One thing that comes to mind is that if they are veterans they often are being trigered by sounds or experiences that remind them on wartime events. This can be as simple as the sound of heavy footsteps approaching. One of the saddest things I saw was a client who used to hide under the bed, terrified, and he was very very aggressive when we would try to get him out.
After talking with his family we discovered that as a German citizen in the second world war he hid his wifes jewish family in his home. Eventually he had to go into hiding also until he could escape. the sound of heavy shoes 'marching' down the hall would send hime under the bed.

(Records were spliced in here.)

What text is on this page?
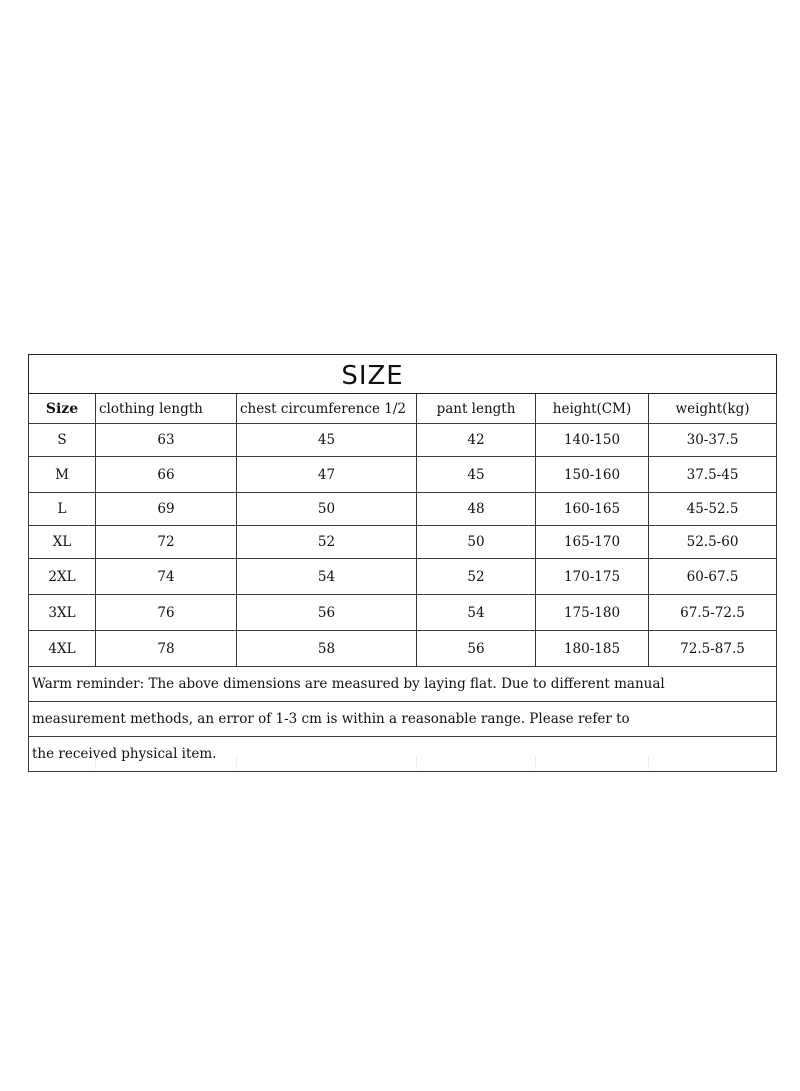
SIZE					
Size	clothing length	chest circumference 1/2	pant length	height(CM)	weight(kg)
S	63	45	42	140-150	30-37.5
M	66	47	45	150-160	37.5-45
L	69	50	48	160-165	45-52.5
XL	72	52	50	165-170	52.5-60
2XL	74	54	52	170-175	60-67.5
3XL	76	56	54	175-180	67.5-72.5
4XL	78	58	56	180-185	72.5-87.5
Warm reminder: The above dimensions are measured by laying flat. Due to different manual					
measurement methods, an error of 1-3 cm is within a reasonable range. Please refer to					
the received physical item.					
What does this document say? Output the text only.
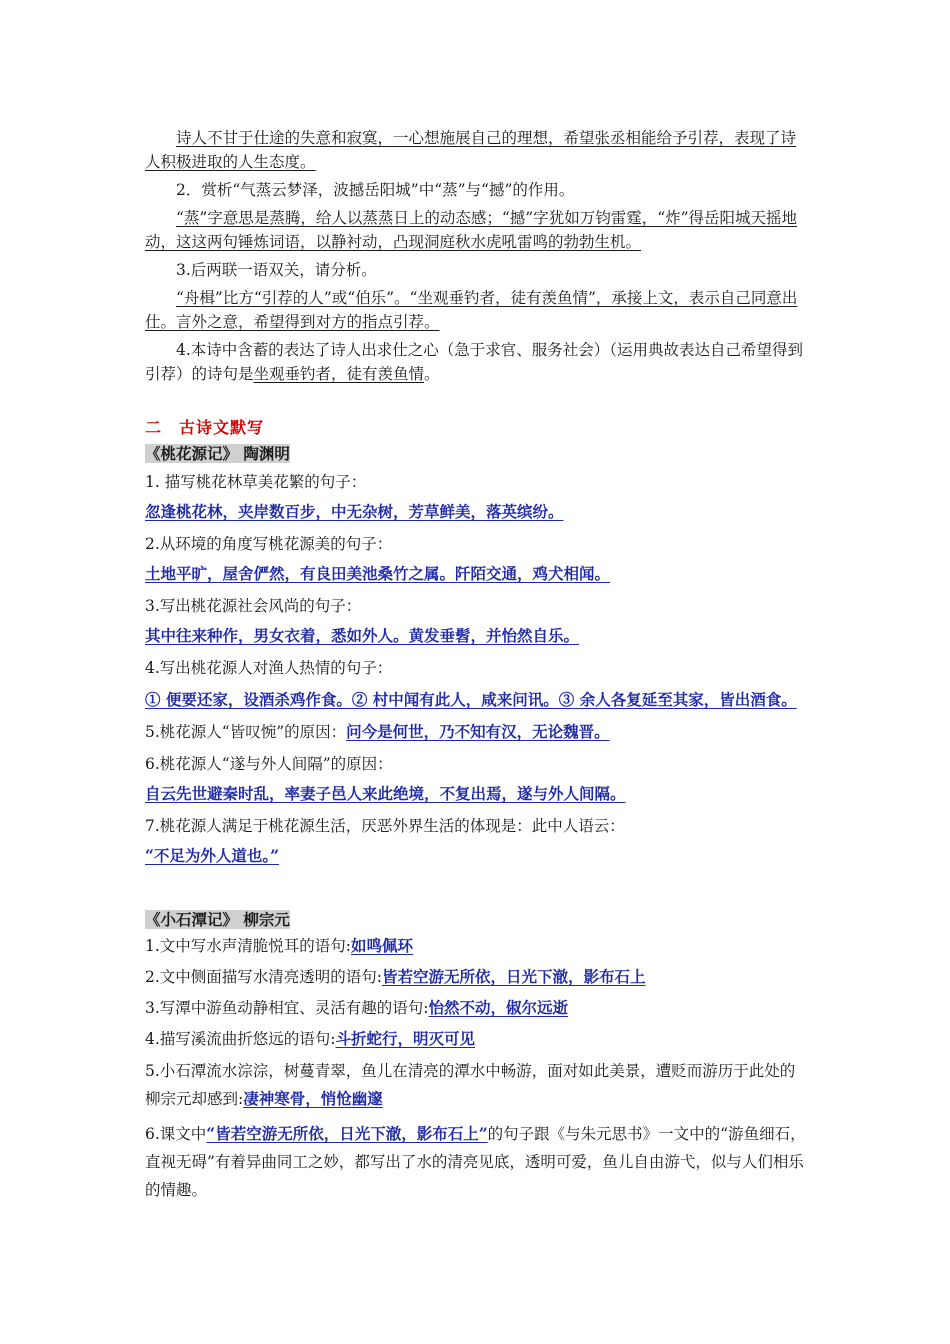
诗人不甘于仕途的失意和寂寞，一心想施展自己的理想，希望张丞相能给予引荐，表现了诗人积极进取的人生态度。

2．赏析“气蒸云梦泽，波撼岳阳城”中“蒸”与“撼”的作用。

“蒸”字意思是蒸腾，给人以蒸蒸日上的动态感；“撼”字犹如万钧雷霆，“炸”得岳阳城天摇地动，这这两句锤炼词语，以静衬动，凸现洞庭秋水虎吼雷鸣的勃勃生机。

3.后两联一语双关，请分析。

“舟楫”比方“引荐的人”或“伯乐”。“坐观垂钓者，徒有羡鱼情”，承接上文，表示自己同意出仕。言外之意，希望得到对方的指点引荐。

4.本诗中含蓄的表达了诗人出求仕之心（急于求官、服务社会）（运用典故表达自己希望得到引荐）的诗句是坐观垂钓者，徒有羡鱼情。

二　古诗文默写

《桃花源记》 陶渊明

1. 描写桃花林草美花繁的句子：

忽逢桃花林，夹岸数百步，中无杂树，芳草鲜美，落英缤纷。

2.从环境的角度写桃花源美的句子：

土地平旷，屋舍俨然，有良田美池桑竹之属。阡陌交通，鸡犬相闻。

3.写出桃花源社会风尚的句子：

其中往来种作，男女衣着，悉如外人。黄发垂髫，并怡然自乐。

4.写出桃花源人对渔人热情的句子：

① 便要还家，设酒杀鸡作食。② 村中闻有此人，咸来问讯。③ 余人各复延至其家，皆出酒食。

5.桃花源人“皆叹惋”的原因：问今是何世，乃不知有汉，无论魏晋。

6.桃花源人“遂与外人间隔”的原因：

自云先世避秦时乱，率妻子邑人来此绝境，不复出焉，遂与外人间隔。

7.桃花源人满足于桃花源生活，厌恶外界生活的体现是：此中人语云：

“不足为外人道也。”

《小石潭记》 柳宗元

1.文中写水声清脆悦耳的语句:如鸣佩环

2.文中侧面描写水清亮透明的语句:皆若空游无所依，日光下澈，影布石上

3.写潭中游鱼动静相宜、灵活有趣的语句:怡然不动，俶尔远逝

4.描写溪流曲折悠远的语句:斗折蛇行，明灭可见

5.小石潭流水淙淙，树蔓青翠，鱼儿在清亮的潭水中畅游，面对如此美景，遭贬而游历于此处的柳宗元却感到:凄神寒骨，悄怆幽邃

6.课文中“皆若空游无所依，日光下澈，影布石上”的句子跟《与朱元思书》一文中的“游鱼细石，直视无碍”有着异曲同工之妙，都写出了水的清亮见底，透明可爱，鱼儿自由游弋，似与人们相乐的情趣。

His aggression, he was just trying to save the people he loved.
so the combative behaviour makes sense at some level, just not an obvious one. for veterans there are the added issues. I work with some veteran now in a different role and truly the experiences of wartime are just horriffic.
anyway I just wanted to share to explain about the triggers
I hope that you can find a place for him where restraints are out and compassion and hard work to solve the problem are in.